Avant de sauter aux conclusions, il faudrait commencer par mettre en contexte les comparaisons internationales. Par exemple, dans la mesure où la Suède s’est libérée des hydrocarbures ce fut pour leur substituer de douteux biocarburants et de la biomasse sans compter le maintien du nucléaire qui produit 48% de son électricité en 2019, et la biomasse 31% (Wikipédia, Énergie en Suède, 3/06/21). Après le Brésil, la Suède est championne des biocarburants dans tous les domaines dont le transport (Maxime Lemonde, Suède : portait d’une pionnière aux véhicules au gaz naturel, les GNV et les BIOGNV, Biogas World, 19/06/18) aux dépens de la régénération des sols et de la réduction des déchets organiques. Cette contestable réduction du pétrole dans les transports, dont la moitié de la consommation est sous forme de diesel soi-disant moins émetteur de CO2 mais plus émetteur de particules (Clément Fournier, Diesel ou essence : qu’est-ce qui pollue le plus ?, youmatter, 11/12/18), n’a pas non plus grand chose à voir avec le régime de bonus-malus mis sur pied seulement en 2018.
En termes relatif de contribution à son bilan de CO2, le transport a haussé sa part de 38% en 1990 à 53% en 2014 (Perspective monde, Émissions de CO2 attribuables au CO2 en pourcentage, Suède, Université de Sherbrooke) ce qui ressemble à la hausse relative québécoise même si c’est sur fond de baisse générale plus importante de CO2 quitte à fermer les yeux sur le traitement statistique des biocarburants. Cette statistique mise en regard ce celle de la production totale de CO2, toutes deux provenant de la Banque mondiale, donne une hausse de 17% de 1990 à 2014. Cette hausse fait douter de celle de l’article de Radio-Canada reprise du commissaire au développement durable du Québec qui parle d’une baisse de 13% de 1990 à 2018. Est-ce une question de méthodologie du fait que la première statistique engloberait tous les transports domestiques et la seconde délaisserait le transport lourd de marchandises qui ne semble pas plus maîtrisé en Suède qu’au Québec ? (The Local, Sweden’s road traffic emissions increase after years of steadily falling, 27/02/19) D’ajouter ce journal : «  [l]e nombre de voitures hybrides et électriques immatriculées sur la route a augmenté l’année dernière [2018], mais représentait au total 27 000 véhicules, tandis que plus de 300 000 nouvelles voitures à essence ou diesel ont été immatriculées. » Comme quoi l’électrification de ce type de véhicules n’a pas grand-chose à voir avec sa baisse d’émanation de GES.

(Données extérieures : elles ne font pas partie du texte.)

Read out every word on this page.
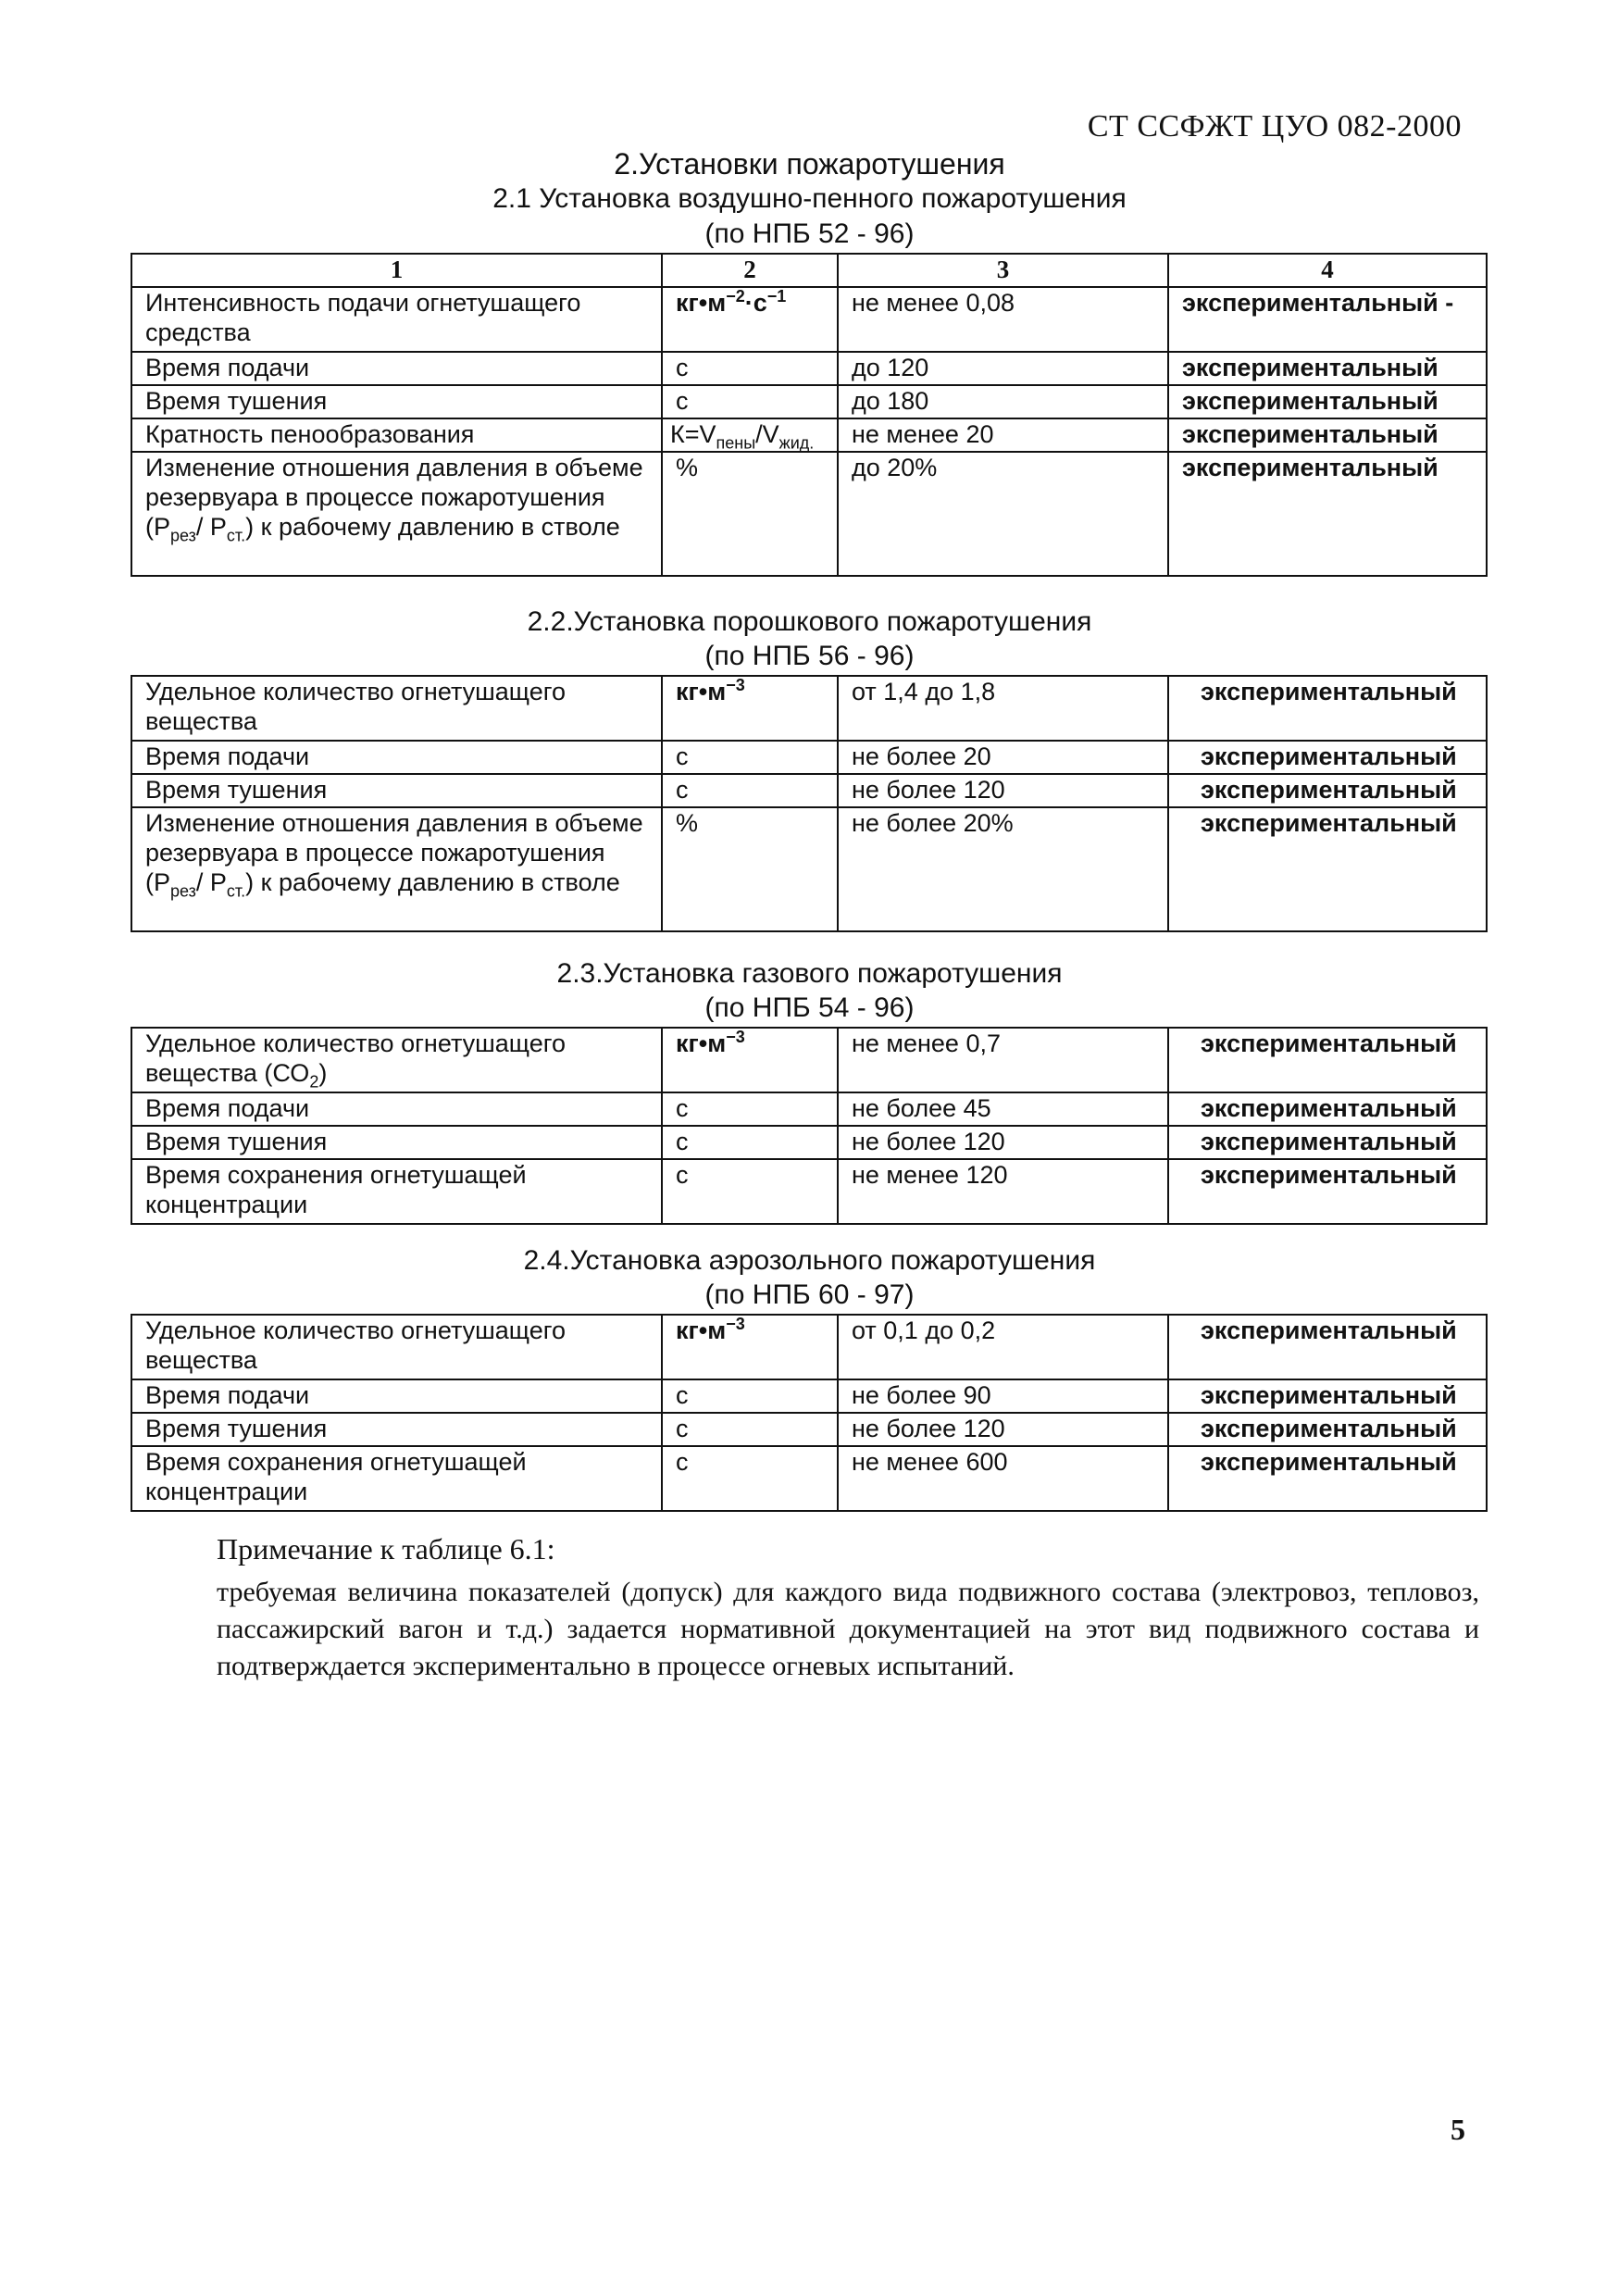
СТ ССФЖТ ЦУО 082-2000
2.Установки пожаротушения
2.1 Установка воздушно-пенного пожаротушения
(по НПБ 52 - 96)
1	2	3	4
Интенсивность подачи огнетушащего средства	$кг•м^{-2}\cdot с^{-1}$	не менее 0,08	экспериментальный -
Время подачи	с	до 120	экспериментальный
Время тушения	с	до 180	экспериментальный
Кратность пенообразования	$К=V_{пены}/V_{жид.}$	не менее 20	экспериментальный
Изменение отношения давления в объеме резервуара в процессе пожаротушения ($Р_{рез}/$ $Р_{ст.}$) к рабочему давлению в стволе	%	до 20%	экспериментальный
2.2.Установка порошкового пожаротушения
(по НПБ 56 - 96)
Удельное количество огнетушащего вещества	$кг•м^{-3}$	от 1,4 до 1,8	экспериментальный
Время подачи	с	не более 20	экспериментальный
Время тушения	с	не более 120	экспериментальный
Изменение отношения давления в объеме резервуара в процессе пожаротушения ($Р_{рез}/$ $Р_{ст.}$) к рабочему давлению в стволе	%	не более 20%	экспериментальный
2.3.Установка газового пожаротушения
(по НПБ 54 - 96)
Удельное количество огнетушащего вещества $(СО_2)$	$кг•м^{-3}$	не менее 0,7	экспериментальный
Время подачи	с	не более 45	экспериментальный
Время тушения	с	не более 120	экспериментальный
Время сохранения огнетушащей концентрации	с	не менее 120	экспериментальный
2.4.Установка аэрозольного пожаротушения
(по НПБ 60 - 97)
Удельное количество огнетушащего вещества	$кг•м^{-3}$	от 0,1 до 0,2	экспериментальный
Время подачи	с	не более 90	экспериментальный
Время тушения	с	не более 120	экспериментальный
Время сохранения огнетушащей концентрации	с	не менее 600	экспериментальный
Примечание к таблице 6.1:
требуемая величина показателей (допуск) для каждого вида подвижного состава (электровоз, тепловоз, пассажирский вагон и т.д.) задается нормативной документацией на этот вид подвижного состава и подтверждается экспериментально в процессе огневых испытаний.
5
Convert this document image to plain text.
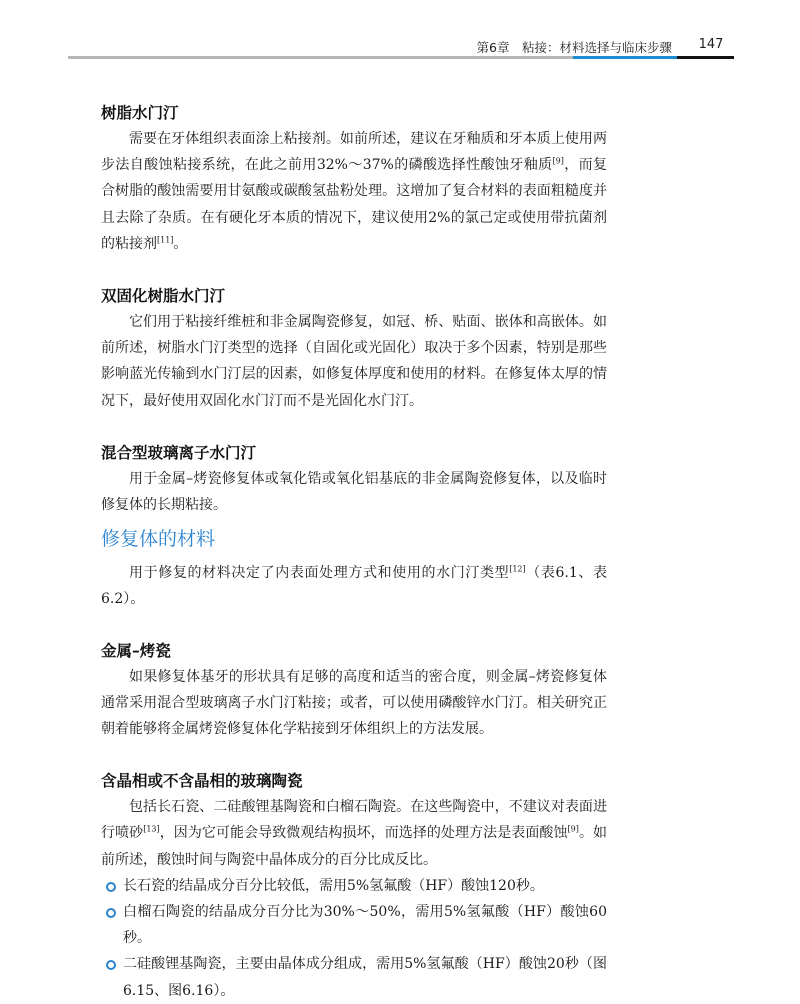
第6章　粘接：材料选择与临床步骤	147
树脂水门汀

需要在牙体组织表面涂上粘接剂。如前所述，建议在牙釉质和牙本质上使用两步法自酸蚀粘接系统，在此之前用32%～37%的磷酸选择性酸蚀牙釉质[9]，而复合树脂的酸蚀需要用甘氨酸或碳酸氢盐粉处理。这增加了复合材料的表面粗糙度并且去除了杂质。在有硬化牙本质的情况下，建议使用2%的氯己定或使用带抗菌剂的粘接剂[11]。

双固化树脂水门汀

它们用于粘接纤维桩和非金属陶瓷修复，如冠、桥、贴面、嵌体和高嵌体。如前所述，树脂水门汀类型的选择（自固化或光固化）取决于多个因素，特别是那些影响蓝光传输到水门汀层的因素，如修复体厚度和使用的材料。在修复体太厚的情况下，最好使用双固化水门汀而不是光固化水门汀。

混合型玻璃离子水门汀

用于金属–烤瓷修复体或氧化锆或氧化铝基底的非金属陶瓷修复体，以及临时修复体的长期粘接。

修复体的材料

用于修复的材料决定了内表面处理方式和使用的水门汀类型[12]（表6.1、表6.2）。

金属–烤瓷

如果修复体基牙的形状具有足够的高度和适当的密合度，则金属–烤瓷修复体通常采用混合型玻璃离子水门汀粘接；或者，可以使用磷酸锌水门汀。相关研究正朝着能够将金属烤瓷修复体化学粘接到牙体组织上的方法发展。

含晶相或不含晶相的玻璃陶瓷

包括长石瓷、二硅酸锂基陶瓷和白榴石陶瓷。在这些陶瓷中，不建议对表面进行喷砂[13]，因为它可能会导致微观结构损坏，而选择的处理方法是表面酸蚀[9]。如前所述，酸蚀时间与陶瓷中晶体成分的百分比成反比。

长石瓷的结晶成分百分比较低，需用5%氢氟酸（HF）酸蚀120秒。
白榴石陶瓷的结晶成分百分比为30%～50%，需用5%氢氟酸（HF）酸蚀60秒。
二硅酸锂基陶瓷，主要由晶体成分组成，需用5%氢氟酸（HF）酸蚀20秒（图6.15、图6.16）。
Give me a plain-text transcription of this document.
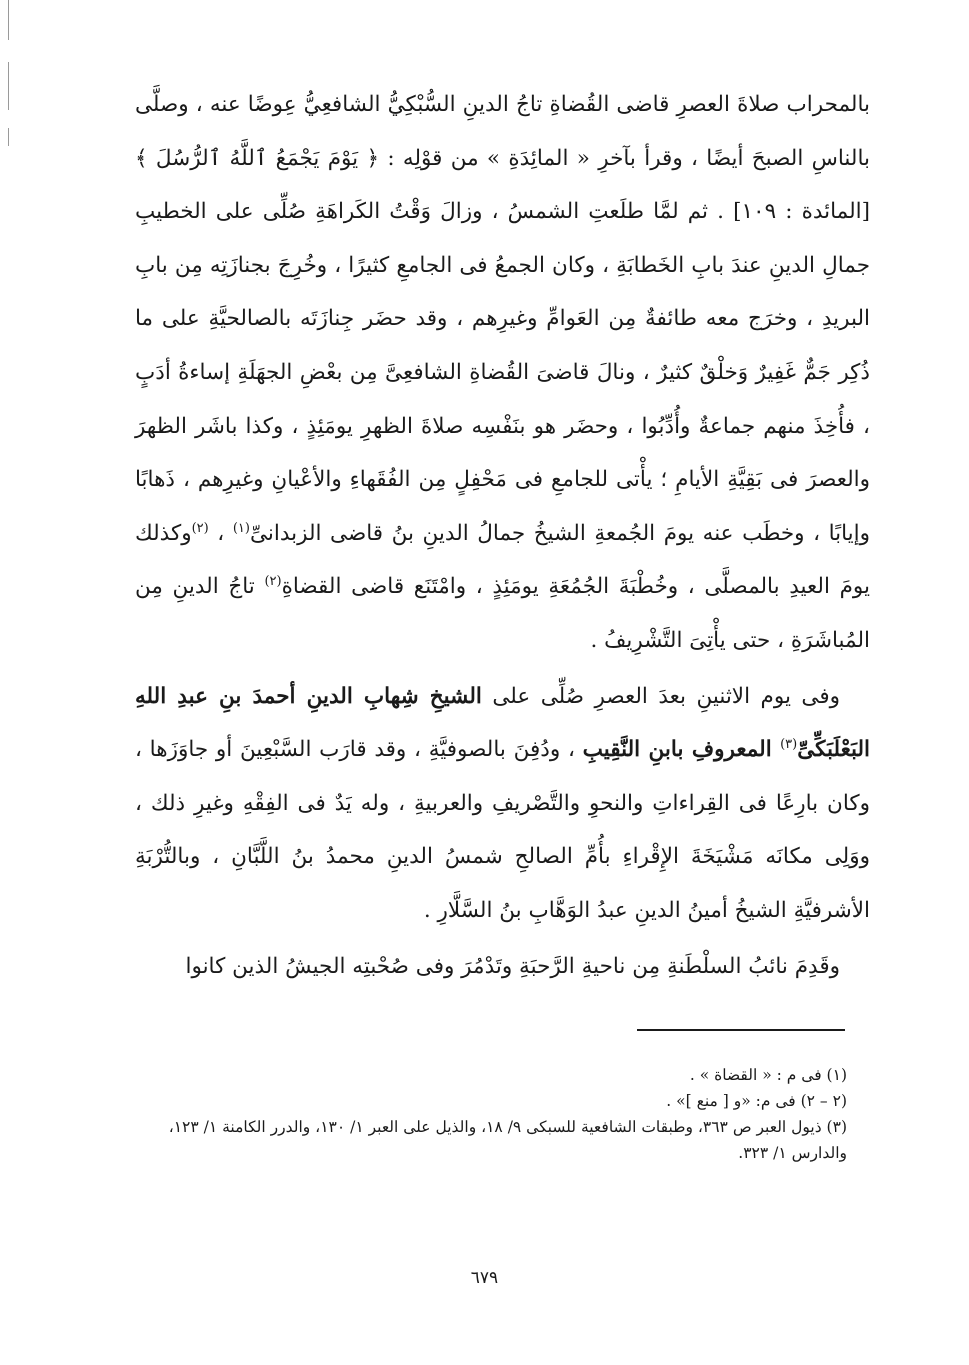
بالمحراب صلاةَ العصرِ قاضى القُضاةِ تاجُ الدينِ السُّبْكِيُّ الشافعِيُّ عِوضًا عنه ، وصلَّى بالناسِ الصبحَ أيضًا ، وقرأ بآخرِ « المائِدَةِ » من قوْلِه : ﴿ يَوْمَ يَجْمَعُ ٱللَّهُ ٱلرُّسُلَ ﴾ [المائدة : ١٠٩] . ثم لمَّا طلَعتِ الشمسُ ، وزالَ وَقْتُ الكَراهَةِ صُلِّى على الخطيبِ جمالِ الدينِ عندَ بابِ الخَطابَةِ ، وكان الجمعُ فى الجامعِ كثيرًا ، وخُرِجَ بجنازَتِه مِن بابِ البريدِ ، وخرَج معه طائفةٌ مِن العَوامِّ وغيرِهم ، وقد حضَر جِنازَتَه بالصالحيَّةِ على ما ذُكِر جَمٌّ غَفِيرٌ وَخلْقٌ كثيرٌ ، ونالَ قاضىَ القُضاةِ الشافعِىَّ مِن بعْضِ الجهَلَةِ إساءةُ أدَبٍ ، فأُخِذَ منهم جماعةٌ وأُدِّبُوا ، وحضَر هو بنَفْسِه صلاةَ الظهرِ يومَئِذٍ ، وكذا باشَر الظهرَ والعصرَ فى بَقِيَّةِ الأيامِ ؛ يأْتى للجامعِ فى مَحْفِلٍ مِن الفُقَهاءِ والأعْيانِ وغيرِهم ، ذَهابًا وإيابًا ، وخطَب عنه يومَ الجُمعةِ الشيخُ جمالُ الدينِ بنُ قاضى الزبدانىِّ$^{(١)}$ ، $^{(٢)}$وكذلك يومَ العيدِ بالمصلَّى ، وخُطْبَةَ الجُمُعَةِ يومَئِذٍ ، وامْتَنَع قاضى القضاةِ$^{(٢)}$ تاجُ الدينِ مِن المُباشَرَةِ ، حتى يأْتِىَ التَّشْرِيفُ .

وفى يوم الاثنينِ بعدَ العصرِ صُلِّى على الشيخِ شِهابِ الدينِ أحمدَ بنِ عبدِ اللهِ البَعْلَبَكِّىِّ$^{(٣)}$ المعروفِ بابنِ النَّقِيبِ ، ودُفِنَ بالصوفيَّةِ ، وقد قارَب السَّبْعِينَ أو جاوَزَها ، وكان بارِعًا فى القِراءاتِ والنحوِ والتَّصْريفِ والعربيةِ ، وله يَدٌ فى الفِقْهِ وغيرِ ذلك ، ووَلِى مكانَه مَشْيَخَةَ الإِقْراءِ بأُمِّ الصالحِ شمسُ الدينِ محمدُ بنُ اللَّبَّانِ ، وبالتُّرْبَةِ الأشرفيَّةِ الشيخُ أمينُ الدينِ عبدُ الوَهَّابِ بنُ السَّلَّارِ .

وقَدِمَ نائبُ السلْطَنةِ مِن ناحيةِ الرَّحبَةِ وتَدْمُرَ وفى صُحْبتِه الجيشُ الذين كانوا

(١) فى م : « القضاة » .

(٢ – ٢) فى م: «و [ منع ]» .

(٣) ذيول العبر ص ٣٦٣، وطبقات الشافعية للسبكى ٩/ ١٨، والذيل على العبر ١/ ١٣٠، والدرر الكامنة ١/ ١٢٣، والدارس ١/ ٣٢٣.

٦٧٩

De l’ancien au nouvel extractivisme en passant par leur intégration par le capitalisme vert

La lutte à mort contre l’utilisation des hydrocarbures à enterrer bien avant 2050 ne justifie en rien les fausses solutions comme les biocarburants qui dépouillent la fertilité des sols de leurs résidus agricoles et forestiers, réduit le retour à la terre des déchets organiques et mobilise de grands pans de surface terrestre aux dépens de la production de nourriture et de la forêt naturelle. D’autant plus que l’hypothèse CO2 zéro des biocarburants (et biomasse), surtout en zone nordique, est fausse car l’émanation du CO2 dans l’atmosphère est immédiate alors que sa captation prend ensuite des dizaines d’années, si elle n’est pas fauchée entretemps, alors que presse la réduction des gaz à effet de serre (GES) pour ne pas franchir les points de bascule en route vers la terre-étuve. En plus, les biocarburants se mélangeant habituellement avec les combustibles fossiles, ils prolongent leur usage. Ajoutons la biomasse, cousine germaine des biocarburants, comme énergie primaire électrique pour constater le cul-de-sac de l’électrification du plus du milliard mondial de véhicules routiers. Et que dire du nucléaire, bombe atomique à retardement, dont les risques incommensurables et les coûts et délais faramineux ne sont plus à démontrer.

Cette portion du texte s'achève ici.